The girl finally shared her experiences with a counselor who, by law, had to contact authorities. Anderson was charged after his victim wore a wire during the investigation and confronted him about the sexual abuse that occurred after he began teaching her tae kwon do.

In the tape-recorded conversation played for jurors during the trial, Anderson told the girl, "I just did it, just something in me was just evil."

'Game plan' alleged
The judge said Anderson had not acted out of impulse but rather used his intellect and experience to entrap the girl by "playing doctor" and telling her that he loved her.

"The defendant had a game plan," Pastor said.

Anderson could be eligible for parole after serving 85 percent of his sentence.

At the sentencing hearing, he wore a gray sport jacket and white shirt and had shoulder-length white hair. He listened intently throughout the proceedings but did not speak, except at the end of sentencing when he twice replied "yes" to questions about whether he understood his rights.

He also shook his head once at his wife. Otherwise, he showed no emotion.

His lawyers said they would appeal.

Anderson has been called the "father of gene therapy" for his work on a promising but controversial experimental medical treatment that involves injecting healthy genes into sick patients.

He claimed to be the first person to successfully treat a patient with the therapy in 1990, launching the field, although the claim has been disputed.

The victim's mother said she had trusted the man who gave her a job and promised to train her daughter in martial arts at his San Marino home.

Girl cut, burned self
Instead of teaching her how to defend herself, the woman said, Anderson had turned her daughter into someone who cut and burned herself, considered suicide and needed pills to fight depression.

The girl's twin sister also suffered because of her sister's pain.

"Life is made of memories," the mother said as her daughter sobbed. "Does anyone want a memory of suffering and pain?"

Anderson was convicted last July of one count of continuous sexual abuse of a child under age 14 and three counts of committing a lewd act upon a child. He had faced a maximum sentence of 18 years in prison.

In addition to prison time, the judge ordered him to pay the girl and her family about $52,000 in restitution for past therapy and to cover the cost of any future treatment. He also imposed fines and fees to the state of about $16,000.

Blair Berk, his lawyer, argued for probation, saying Anderson already had suffered the loss of his reputation, millions of dollars in grants and two professorships.

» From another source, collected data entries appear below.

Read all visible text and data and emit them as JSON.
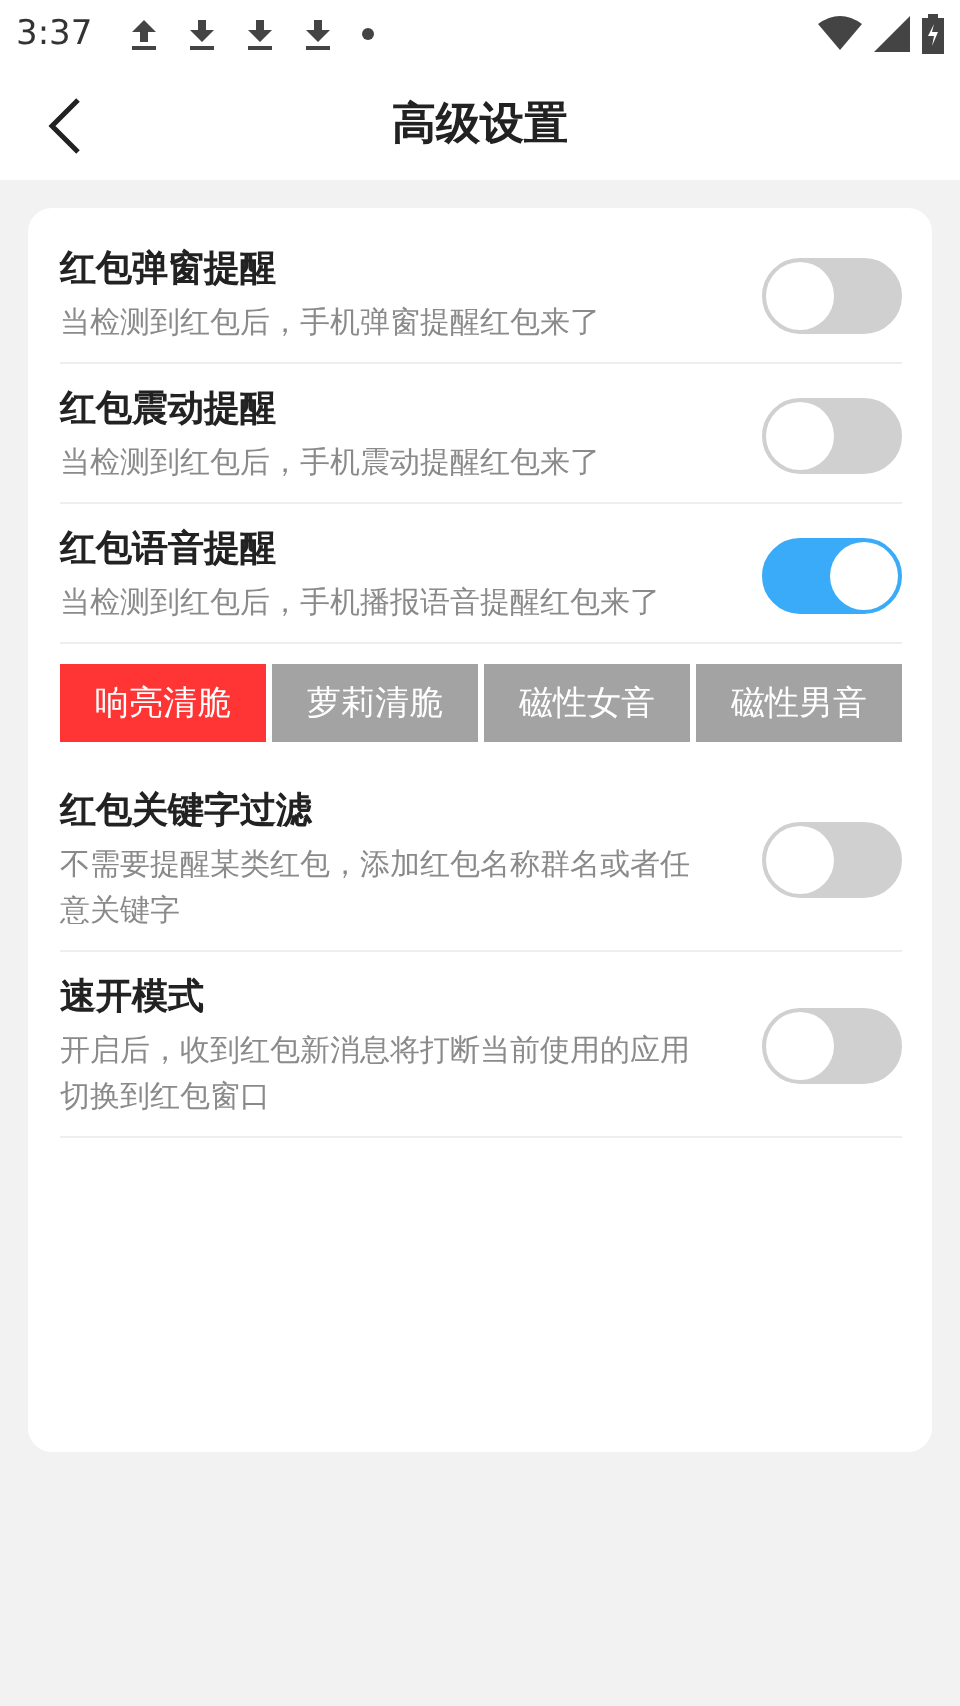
{
  "status_bar": {
    "time": "3:37"
  },
  "header": {
    "title": "高级设置"
  },
  "settings": [
    {
      "kind": "toggle",
      "title": "红包弹窗提醒",
      "description": "当检测到红包后，手机弹窗提醒红包来了",
      "on": false
    },
    {
      "kind": "toggle",
      "title": "红包震动提醒",
      "description": "当检测到红包后，手机震动提醒红包来了",
      "on": false
    },
    {
      "kind": "toggle",
      "title": "红包语音提醒",
      "description": "当检测到红包后，手机播报语音提醒红包来了",
      "on": true
    },
    {
      "kind": "options",
      "options": [
        {
          "label": "响亮清脆",
          "selected": true
        },
        {
          "label": "萝莉清脆",
          "selected": false
        },
        {
          "label": "磁性女音",
          "selected": false
        },
        {
          "label": "磁性男音",
          "selected": false
        }
      ]
    },
    {
      "kind": "toggle",
      "title": "红包关键字过滤",
      "description": "不需要提醒某类红包，添加红包名称群名或者任意关键字",
      "on": false
    },
    {
      "kind": "toggle",
      "title": "速开模式",
      "description": "开启后，收到红包新消息将打断当前使用的应用切换到红包窗口",
      "on": false
    }
  ]
}
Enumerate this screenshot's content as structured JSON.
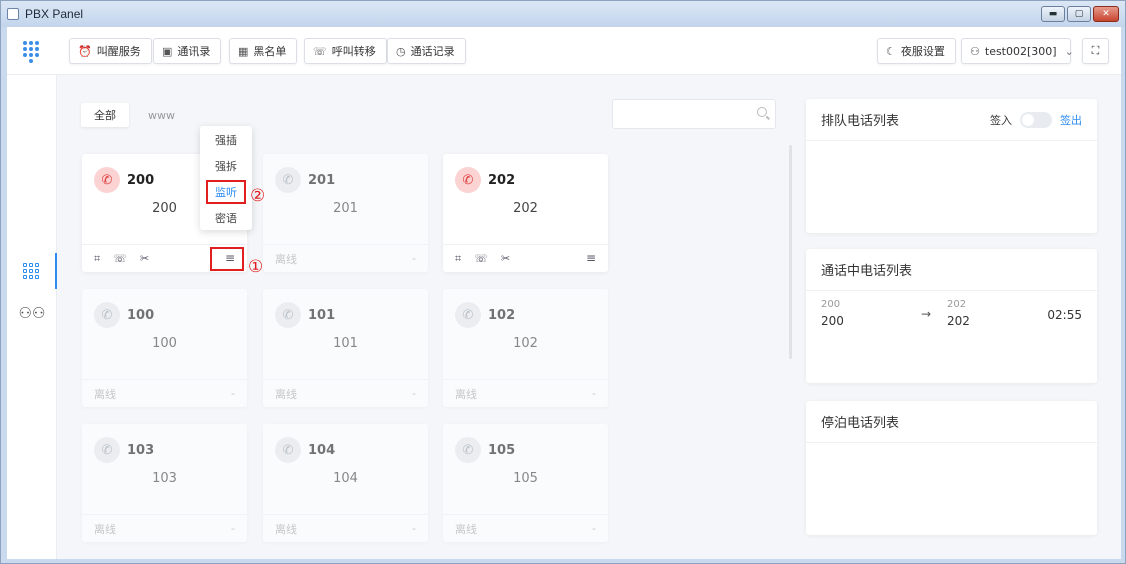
{
  "window": {
    "title": "PBX Panel",
    "min": "▬",
    "max": "▢",
    "close": "✕"
  },
  "toolbar": {
    "buttons": [
      {
        "label": "叫醒服务",
        "icon": "⏰"
      },
      {
        "label": "通讯录",
        "icon": "▣"
      },
      {
        "label": "黑名单",
        "icon": "▦"
      },
      {
        "label": "呼叫转移",
        "icon": "☏"
      },
      {
        "label": "通话记录",
        "icon": "◷"
      }
    ],
    "night_mode": {
      "label": "夜服设置",
      "icon": "☾"
    },
    "user": {
      "label": "test002[300]",
      "icon": "⚇",
      "chevron": "⌄"
    },
    "fullscreen_icon": "⛶"
  },
  "rail": {
    "users_icon": "⚇⚇"
  },
  "tabs": [
    "全部",
    "www"
  ],
  "search": {
    "placeholder": ""
  },
  "cards": [
    {
      "ext": "200",
      "name": "200",
      "status": "busy",
      "foot": ""
    },
    {
      "ext": "201",
      "name": "201",
      "status": "offline",
      "foot": "离线"
    },
    {
      "ext": "202",
      "name": "202",
      "status": "busy",
      "foot": ""
    },
    {
      "ext": "100",
      "name": "100",
      "status": "offline",
      "foot": "离线"
    },
    {
      "ext": "101",
      "name": "101",
      "status": "offline",
      "foot": "离线"
    },
    {
      "ext": "102",
      "name": "102",
      "status": "offline",
      "foot": "离线"
    },
    {
      "ext": "103",
      "name": "103",
      "status": "offline",
      "foot": "离线"
    },
    {
      "ext": "104",
      "name": "104",
      "status": "offline",
      "foot": "离线"
    },
    {
      "ext": "105",
      "name": "105",
      "status": "offline",
      "foot": "离线"
    }
  ],
  "card_icons": {
    "phone": "✆",
    "keypad": "⌗",
    "call": "☏",
    "hangup": "✂",
    "menu": "≡",
    "dash": "-"
  },
  "dropdown": [
    "强插",
    "强拆",
    "监听",
    "密语"
  ],
  "annotations": {
    "one": "①",
    "two": "②"
  },
  "panels": {
    "queue": {
      "title": "排队电话列表",
      "signin": "签入",
      "signout": "签出"
    },
    "active": {
      "title": "通话中电话列表",
      "calls": [
        {
          "from_small": "200",
          "from": "200",
          "arrow": "→",
          "to_small": "202",
          "to": "202",
          "duration": "02:55"
        }
      ]
    },
    "parked": {
      "title": "停泊电话列表"
    }
  }
}
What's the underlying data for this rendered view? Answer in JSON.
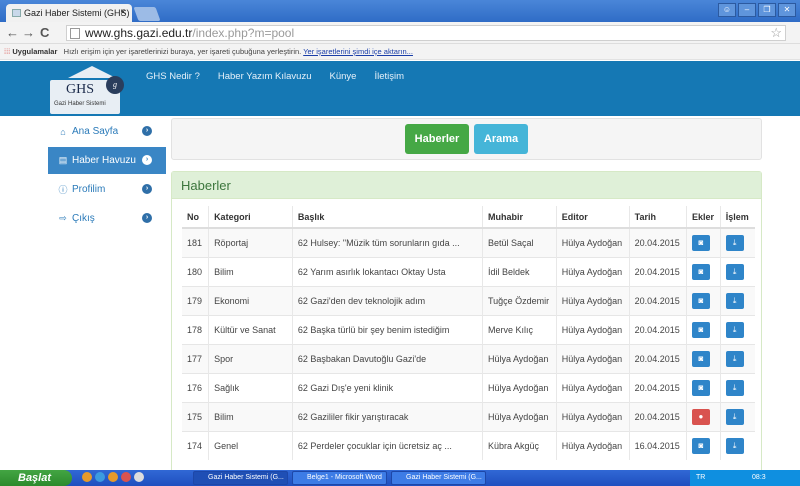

In prison, he would be targeted for beatings or death because he is a high-profile sex offender and, at best, would have to spend the rest of his life in solitary confinement, Berk said.

His other lawyer, Barry Tarlow, said Anderson's crime should be balanced against all the good he had done in his life. Both attorneys said Anderson could help society with an alternate sentence requiring research into diseases such as diabetes.

"This is a good and decent man who, as the jury has determined, has done a horrible thing," Tarlow said.

"There has to be a better answer than just burying him" in prison, he said.

The judge gave Anderson credit for 237 days for time served and good behavior.

He noted that Anderson had no criminal record and said court had received an "extraordinary" number of letters, including one from a Nobel Prize winner, describing Anderson's good character as a colleague, friend and mentor.

Defense attorneys argued during his three-week trial that Anderson was a friendly mentor to the girl and was being smeared by her mother, who wanted to assume his position as director of the Gene Therapies Laboratories at the University of Southern California's Keck School of Medicine.

Anderson resigned last September and is no longer on its faculty, the university said.